Всплески песен, смеха тают
На поверхности реки.
Утопают, выплывают,
Чтоб принять иную стать
Жаркий отблеск разливают,
Рассыпают дробь опять,
Вьют веночек хоровода,
Расплетают песни вязь,
И звучит напев народа,
Вечной юностью искрясь.
Начинайте!
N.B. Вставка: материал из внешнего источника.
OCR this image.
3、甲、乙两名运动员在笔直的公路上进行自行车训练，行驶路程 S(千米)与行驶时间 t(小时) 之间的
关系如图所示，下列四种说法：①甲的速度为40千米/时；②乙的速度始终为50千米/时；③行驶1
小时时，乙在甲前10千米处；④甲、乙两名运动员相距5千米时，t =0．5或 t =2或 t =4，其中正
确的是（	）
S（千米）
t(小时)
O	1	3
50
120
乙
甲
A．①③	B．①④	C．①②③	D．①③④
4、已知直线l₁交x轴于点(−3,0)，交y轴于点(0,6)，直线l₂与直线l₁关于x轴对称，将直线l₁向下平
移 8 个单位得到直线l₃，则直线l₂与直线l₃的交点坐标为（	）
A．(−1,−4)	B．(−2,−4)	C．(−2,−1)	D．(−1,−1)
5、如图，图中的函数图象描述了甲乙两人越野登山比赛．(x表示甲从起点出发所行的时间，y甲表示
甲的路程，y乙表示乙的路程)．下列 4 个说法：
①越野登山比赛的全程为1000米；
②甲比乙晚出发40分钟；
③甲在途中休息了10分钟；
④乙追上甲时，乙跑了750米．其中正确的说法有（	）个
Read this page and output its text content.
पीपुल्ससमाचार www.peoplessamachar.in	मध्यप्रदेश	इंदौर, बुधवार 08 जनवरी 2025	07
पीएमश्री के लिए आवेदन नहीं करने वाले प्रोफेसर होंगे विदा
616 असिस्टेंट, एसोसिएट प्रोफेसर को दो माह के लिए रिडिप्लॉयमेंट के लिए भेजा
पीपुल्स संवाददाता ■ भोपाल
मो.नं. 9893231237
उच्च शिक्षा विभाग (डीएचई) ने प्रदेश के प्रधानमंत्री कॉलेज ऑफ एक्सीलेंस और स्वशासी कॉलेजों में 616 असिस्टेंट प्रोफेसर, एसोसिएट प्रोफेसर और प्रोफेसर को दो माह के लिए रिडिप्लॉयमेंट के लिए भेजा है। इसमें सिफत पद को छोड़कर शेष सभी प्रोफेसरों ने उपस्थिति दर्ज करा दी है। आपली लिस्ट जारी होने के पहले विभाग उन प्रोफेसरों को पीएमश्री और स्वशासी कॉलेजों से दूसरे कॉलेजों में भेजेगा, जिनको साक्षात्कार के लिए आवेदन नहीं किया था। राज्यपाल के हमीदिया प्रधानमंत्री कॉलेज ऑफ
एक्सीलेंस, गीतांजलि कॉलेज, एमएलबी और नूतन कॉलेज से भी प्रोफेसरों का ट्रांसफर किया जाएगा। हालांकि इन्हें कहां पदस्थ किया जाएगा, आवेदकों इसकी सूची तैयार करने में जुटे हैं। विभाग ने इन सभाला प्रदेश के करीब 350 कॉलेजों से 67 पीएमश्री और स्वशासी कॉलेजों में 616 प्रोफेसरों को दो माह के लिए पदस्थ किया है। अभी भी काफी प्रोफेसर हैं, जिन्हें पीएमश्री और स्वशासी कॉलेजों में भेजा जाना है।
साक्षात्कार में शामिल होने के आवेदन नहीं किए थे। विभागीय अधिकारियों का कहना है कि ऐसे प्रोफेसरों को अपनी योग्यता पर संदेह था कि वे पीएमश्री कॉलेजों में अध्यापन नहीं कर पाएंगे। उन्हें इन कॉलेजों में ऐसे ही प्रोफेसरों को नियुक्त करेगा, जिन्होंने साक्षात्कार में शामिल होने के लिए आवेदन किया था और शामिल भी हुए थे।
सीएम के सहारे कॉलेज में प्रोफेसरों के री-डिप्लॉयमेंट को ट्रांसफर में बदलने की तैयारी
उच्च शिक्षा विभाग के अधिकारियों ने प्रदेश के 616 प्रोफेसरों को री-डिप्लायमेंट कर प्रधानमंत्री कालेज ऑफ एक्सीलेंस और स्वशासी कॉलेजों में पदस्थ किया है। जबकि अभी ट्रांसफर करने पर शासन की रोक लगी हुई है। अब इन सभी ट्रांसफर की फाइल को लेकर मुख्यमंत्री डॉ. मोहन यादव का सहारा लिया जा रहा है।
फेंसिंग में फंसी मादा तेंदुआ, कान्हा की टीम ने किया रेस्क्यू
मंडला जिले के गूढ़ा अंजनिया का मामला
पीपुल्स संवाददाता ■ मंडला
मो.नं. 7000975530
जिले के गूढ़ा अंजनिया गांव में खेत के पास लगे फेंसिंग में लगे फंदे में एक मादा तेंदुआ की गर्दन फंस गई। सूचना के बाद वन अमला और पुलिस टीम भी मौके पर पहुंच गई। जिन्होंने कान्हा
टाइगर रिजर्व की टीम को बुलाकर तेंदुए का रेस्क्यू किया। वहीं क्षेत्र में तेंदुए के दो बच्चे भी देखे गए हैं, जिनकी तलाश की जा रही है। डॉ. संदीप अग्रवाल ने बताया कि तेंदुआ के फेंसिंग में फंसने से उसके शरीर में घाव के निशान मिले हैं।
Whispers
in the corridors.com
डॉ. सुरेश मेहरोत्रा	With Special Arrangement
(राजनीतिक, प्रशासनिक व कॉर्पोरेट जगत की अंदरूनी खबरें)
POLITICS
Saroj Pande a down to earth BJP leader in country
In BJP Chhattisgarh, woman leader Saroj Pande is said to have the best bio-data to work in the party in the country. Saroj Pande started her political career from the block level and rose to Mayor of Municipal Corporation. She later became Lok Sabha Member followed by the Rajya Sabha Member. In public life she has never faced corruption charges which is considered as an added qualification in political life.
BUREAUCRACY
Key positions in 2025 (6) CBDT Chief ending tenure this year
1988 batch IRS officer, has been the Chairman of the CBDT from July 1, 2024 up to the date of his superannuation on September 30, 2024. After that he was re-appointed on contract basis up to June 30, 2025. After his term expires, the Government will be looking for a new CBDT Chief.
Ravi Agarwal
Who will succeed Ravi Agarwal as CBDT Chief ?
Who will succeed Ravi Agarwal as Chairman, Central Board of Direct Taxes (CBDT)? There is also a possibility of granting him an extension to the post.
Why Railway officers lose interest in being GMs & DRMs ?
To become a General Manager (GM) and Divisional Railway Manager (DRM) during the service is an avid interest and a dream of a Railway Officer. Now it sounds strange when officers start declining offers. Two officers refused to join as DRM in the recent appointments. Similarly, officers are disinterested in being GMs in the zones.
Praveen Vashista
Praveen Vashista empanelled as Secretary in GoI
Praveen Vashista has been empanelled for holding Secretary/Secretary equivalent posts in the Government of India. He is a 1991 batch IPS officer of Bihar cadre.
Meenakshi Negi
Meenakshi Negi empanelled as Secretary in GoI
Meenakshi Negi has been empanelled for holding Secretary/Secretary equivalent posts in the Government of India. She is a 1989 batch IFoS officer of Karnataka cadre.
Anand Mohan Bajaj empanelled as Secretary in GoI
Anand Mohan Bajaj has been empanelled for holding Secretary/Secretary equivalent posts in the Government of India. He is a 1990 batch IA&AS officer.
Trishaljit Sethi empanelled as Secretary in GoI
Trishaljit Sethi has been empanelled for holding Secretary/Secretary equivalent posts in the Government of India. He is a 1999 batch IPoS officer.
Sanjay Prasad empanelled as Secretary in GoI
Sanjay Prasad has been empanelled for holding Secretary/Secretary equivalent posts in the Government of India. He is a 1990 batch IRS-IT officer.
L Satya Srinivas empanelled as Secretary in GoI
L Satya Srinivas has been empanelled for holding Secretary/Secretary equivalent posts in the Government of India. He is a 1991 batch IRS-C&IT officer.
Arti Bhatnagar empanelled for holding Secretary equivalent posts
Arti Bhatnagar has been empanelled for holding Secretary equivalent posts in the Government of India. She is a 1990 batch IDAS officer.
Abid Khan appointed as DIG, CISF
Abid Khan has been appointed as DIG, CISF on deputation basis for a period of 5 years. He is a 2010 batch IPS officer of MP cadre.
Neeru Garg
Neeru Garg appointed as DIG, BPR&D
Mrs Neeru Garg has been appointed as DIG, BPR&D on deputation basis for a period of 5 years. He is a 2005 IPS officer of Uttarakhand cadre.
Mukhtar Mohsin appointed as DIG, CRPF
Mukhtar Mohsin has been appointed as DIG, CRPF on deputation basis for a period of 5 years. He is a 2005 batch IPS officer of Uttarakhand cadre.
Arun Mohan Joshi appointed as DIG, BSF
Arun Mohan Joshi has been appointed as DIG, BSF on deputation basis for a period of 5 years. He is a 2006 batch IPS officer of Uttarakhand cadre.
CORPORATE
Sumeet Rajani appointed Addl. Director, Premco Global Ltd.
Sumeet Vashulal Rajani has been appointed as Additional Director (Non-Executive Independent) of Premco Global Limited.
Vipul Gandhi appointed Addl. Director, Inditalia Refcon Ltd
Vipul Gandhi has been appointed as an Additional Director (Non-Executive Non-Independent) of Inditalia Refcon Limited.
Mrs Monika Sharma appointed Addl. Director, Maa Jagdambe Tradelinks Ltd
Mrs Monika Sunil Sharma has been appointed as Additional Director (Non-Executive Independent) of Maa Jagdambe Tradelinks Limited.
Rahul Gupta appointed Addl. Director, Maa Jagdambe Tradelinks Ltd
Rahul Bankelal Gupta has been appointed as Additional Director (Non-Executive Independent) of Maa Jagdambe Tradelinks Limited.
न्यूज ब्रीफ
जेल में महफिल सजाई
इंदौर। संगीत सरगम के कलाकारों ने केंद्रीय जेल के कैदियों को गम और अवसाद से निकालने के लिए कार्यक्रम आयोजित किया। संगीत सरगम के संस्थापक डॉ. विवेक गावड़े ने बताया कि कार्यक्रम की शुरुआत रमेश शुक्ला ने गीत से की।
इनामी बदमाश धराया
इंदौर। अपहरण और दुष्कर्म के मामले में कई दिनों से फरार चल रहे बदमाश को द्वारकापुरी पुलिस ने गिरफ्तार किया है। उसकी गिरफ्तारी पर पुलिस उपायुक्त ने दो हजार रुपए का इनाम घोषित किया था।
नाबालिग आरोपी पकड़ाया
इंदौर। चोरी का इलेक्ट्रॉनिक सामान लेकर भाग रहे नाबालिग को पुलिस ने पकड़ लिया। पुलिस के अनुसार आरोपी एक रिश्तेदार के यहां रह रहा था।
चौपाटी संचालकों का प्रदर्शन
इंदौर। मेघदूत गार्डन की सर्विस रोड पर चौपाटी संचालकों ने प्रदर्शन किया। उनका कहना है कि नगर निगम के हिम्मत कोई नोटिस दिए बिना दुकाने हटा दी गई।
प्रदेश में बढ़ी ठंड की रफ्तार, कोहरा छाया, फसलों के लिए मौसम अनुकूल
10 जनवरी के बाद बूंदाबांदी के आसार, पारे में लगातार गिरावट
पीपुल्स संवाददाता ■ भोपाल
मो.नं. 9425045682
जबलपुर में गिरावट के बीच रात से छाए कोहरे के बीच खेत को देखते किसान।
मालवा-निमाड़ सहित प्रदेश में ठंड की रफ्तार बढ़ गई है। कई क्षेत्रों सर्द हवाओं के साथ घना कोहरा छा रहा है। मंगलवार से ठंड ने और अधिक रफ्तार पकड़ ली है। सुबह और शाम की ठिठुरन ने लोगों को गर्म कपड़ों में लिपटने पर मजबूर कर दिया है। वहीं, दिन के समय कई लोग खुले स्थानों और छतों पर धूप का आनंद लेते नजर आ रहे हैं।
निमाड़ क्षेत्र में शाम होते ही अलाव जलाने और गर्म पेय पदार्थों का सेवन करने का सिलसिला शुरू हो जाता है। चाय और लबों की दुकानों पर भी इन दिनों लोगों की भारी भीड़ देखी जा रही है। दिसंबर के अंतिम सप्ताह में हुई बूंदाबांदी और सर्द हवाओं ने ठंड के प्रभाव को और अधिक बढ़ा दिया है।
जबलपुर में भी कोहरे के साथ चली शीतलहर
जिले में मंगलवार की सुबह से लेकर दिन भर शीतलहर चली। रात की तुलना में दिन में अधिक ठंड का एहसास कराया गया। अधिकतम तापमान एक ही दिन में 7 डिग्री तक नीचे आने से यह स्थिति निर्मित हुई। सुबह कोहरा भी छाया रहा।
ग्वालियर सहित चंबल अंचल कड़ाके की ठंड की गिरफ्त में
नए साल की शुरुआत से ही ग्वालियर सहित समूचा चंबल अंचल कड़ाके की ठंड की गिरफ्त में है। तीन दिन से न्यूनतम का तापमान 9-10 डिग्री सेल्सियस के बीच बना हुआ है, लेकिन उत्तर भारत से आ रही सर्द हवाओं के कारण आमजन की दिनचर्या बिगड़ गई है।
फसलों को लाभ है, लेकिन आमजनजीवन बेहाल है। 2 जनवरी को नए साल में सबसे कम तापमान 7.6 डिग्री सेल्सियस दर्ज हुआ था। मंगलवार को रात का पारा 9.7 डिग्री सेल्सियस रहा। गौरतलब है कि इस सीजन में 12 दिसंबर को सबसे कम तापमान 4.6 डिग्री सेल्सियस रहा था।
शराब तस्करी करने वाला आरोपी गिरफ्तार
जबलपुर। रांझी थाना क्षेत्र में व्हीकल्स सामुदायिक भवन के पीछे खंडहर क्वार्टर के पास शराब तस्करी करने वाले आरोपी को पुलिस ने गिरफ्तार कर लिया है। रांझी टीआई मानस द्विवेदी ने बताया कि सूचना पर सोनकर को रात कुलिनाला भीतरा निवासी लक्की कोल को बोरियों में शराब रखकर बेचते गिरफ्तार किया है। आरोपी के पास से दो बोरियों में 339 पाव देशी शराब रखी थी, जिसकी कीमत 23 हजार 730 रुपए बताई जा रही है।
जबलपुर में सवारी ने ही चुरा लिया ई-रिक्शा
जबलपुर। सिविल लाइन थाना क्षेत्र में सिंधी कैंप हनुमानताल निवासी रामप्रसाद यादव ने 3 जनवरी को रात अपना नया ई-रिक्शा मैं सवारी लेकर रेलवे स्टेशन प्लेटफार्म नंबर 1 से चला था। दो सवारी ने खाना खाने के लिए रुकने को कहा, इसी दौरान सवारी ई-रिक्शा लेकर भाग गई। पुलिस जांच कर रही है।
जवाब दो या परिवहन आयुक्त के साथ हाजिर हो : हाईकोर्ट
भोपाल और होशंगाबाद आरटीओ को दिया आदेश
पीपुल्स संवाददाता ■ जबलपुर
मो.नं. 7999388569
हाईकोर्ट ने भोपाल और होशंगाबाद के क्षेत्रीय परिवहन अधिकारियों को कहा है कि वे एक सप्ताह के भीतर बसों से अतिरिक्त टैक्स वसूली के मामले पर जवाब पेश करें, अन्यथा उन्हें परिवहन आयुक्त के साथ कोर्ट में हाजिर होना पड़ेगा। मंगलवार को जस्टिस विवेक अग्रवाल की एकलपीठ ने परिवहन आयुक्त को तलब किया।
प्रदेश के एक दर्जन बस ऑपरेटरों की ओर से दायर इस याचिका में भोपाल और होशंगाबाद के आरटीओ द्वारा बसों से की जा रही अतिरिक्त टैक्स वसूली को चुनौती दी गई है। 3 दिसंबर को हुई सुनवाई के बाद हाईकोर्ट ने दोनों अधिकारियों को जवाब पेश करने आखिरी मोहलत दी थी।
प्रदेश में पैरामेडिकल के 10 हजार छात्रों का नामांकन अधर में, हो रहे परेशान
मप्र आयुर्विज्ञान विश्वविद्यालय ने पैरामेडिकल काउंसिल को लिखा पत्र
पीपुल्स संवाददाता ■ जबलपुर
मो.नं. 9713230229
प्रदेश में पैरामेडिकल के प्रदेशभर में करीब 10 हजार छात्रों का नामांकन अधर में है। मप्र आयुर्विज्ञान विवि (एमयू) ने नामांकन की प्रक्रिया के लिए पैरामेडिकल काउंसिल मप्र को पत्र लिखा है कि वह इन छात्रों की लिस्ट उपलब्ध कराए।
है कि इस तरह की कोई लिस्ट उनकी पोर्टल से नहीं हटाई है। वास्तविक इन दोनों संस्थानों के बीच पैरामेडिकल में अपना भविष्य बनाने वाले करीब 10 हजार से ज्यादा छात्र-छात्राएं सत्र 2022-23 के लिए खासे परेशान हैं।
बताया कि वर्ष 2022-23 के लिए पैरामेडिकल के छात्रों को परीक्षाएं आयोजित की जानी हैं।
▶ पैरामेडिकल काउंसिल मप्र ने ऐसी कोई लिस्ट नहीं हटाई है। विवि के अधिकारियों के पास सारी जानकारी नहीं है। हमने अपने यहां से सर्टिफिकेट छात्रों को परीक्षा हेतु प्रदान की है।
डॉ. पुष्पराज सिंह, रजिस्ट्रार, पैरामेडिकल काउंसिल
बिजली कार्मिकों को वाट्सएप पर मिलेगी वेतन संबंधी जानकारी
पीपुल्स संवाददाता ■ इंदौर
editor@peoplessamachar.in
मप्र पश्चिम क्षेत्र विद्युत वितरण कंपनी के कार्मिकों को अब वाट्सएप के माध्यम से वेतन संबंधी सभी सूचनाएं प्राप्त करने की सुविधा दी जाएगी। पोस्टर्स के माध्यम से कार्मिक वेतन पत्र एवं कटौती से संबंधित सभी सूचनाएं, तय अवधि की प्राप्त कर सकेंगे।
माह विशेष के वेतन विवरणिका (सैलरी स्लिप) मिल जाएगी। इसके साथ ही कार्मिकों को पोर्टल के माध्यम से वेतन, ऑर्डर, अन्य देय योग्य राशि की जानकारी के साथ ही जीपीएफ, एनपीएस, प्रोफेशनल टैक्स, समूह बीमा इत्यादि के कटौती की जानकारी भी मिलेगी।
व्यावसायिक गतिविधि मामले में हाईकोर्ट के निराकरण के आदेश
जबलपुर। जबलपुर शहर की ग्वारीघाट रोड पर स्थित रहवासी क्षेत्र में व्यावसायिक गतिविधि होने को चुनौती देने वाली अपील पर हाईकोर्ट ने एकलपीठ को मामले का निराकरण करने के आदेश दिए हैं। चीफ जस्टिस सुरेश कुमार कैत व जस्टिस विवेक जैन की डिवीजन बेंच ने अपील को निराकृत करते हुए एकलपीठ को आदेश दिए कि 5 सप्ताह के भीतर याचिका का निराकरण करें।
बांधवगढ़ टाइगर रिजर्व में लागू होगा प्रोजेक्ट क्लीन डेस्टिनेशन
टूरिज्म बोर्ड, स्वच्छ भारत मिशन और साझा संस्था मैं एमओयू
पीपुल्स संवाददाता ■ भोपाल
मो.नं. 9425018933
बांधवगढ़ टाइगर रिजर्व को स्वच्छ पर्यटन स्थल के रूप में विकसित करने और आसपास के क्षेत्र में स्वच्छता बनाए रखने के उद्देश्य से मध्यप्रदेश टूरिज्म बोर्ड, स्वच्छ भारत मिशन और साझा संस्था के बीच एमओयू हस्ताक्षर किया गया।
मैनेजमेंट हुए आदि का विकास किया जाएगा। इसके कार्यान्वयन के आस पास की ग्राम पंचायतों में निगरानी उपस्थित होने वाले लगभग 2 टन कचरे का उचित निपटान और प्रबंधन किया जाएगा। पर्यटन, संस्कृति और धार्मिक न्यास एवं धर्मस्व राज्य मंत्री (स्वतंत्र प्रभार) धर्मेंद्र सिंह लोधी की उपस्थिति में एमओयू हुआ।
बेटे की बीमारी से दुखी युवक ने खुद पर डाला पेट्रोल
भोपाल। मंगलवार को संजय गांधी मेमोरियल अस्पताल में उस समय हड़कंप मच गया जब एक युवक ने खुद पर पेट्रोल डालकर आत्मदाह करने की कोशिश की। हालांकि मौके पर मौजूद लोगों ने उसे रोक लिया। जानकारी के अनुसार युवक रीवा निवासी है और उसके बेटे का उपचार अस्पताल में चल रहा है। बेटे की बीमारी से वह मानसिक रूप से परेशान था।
Плавно, гибко
Вереница мчит, легка,
И чеканит четко скрипка
Пиччикато казачка.
Веселей — смычка удары
По натянутой струне.
Взрыв — и вдруг распались чары
В наступившей тишине.
Распались чары, только бубенцами
Сверкнули, зазвенели… Дирижер
Неспешно выбирался на простор.
Зашевелились музыканты в яме.
Но это не конец, а лишь начало.
Так верх над одиночеством берут!
Призыв к единству сердце различало
В чужом творенье, прозвучавшем тут,
И преданность народу без предела,
И веру в человека — без прикрас,
Простую, — ту, что в душу входит смело,
С готовностью, как помощь в трудный час.
Чуть захмелев от музыки и дум,
Ты выбегаешь в сумрак непогожий,
И, сыростью прохваченный до дрожи,
Бредешь, а ветер шквалистый угрюм.
Он делает не первую попытку
Сорвать с плеча промокшую накидку.
Нигде укрытья нет, просвета нет.
Но кто ж зовет? Ты знаешь сам, откуда
И кто тебя зовет… Встает сонет,
Как очевидец, как прозренья чудо.
Встречай же слово властное, поэт!
Перевод В. Потаповой
1825, 29 октября, Одесса
Skąd mi tu żal niewczesny?..
A. Mickievicz
[65] Откуда у меня здесь неуместная печаль?.. А. Мицкевич (польск.). — Ред.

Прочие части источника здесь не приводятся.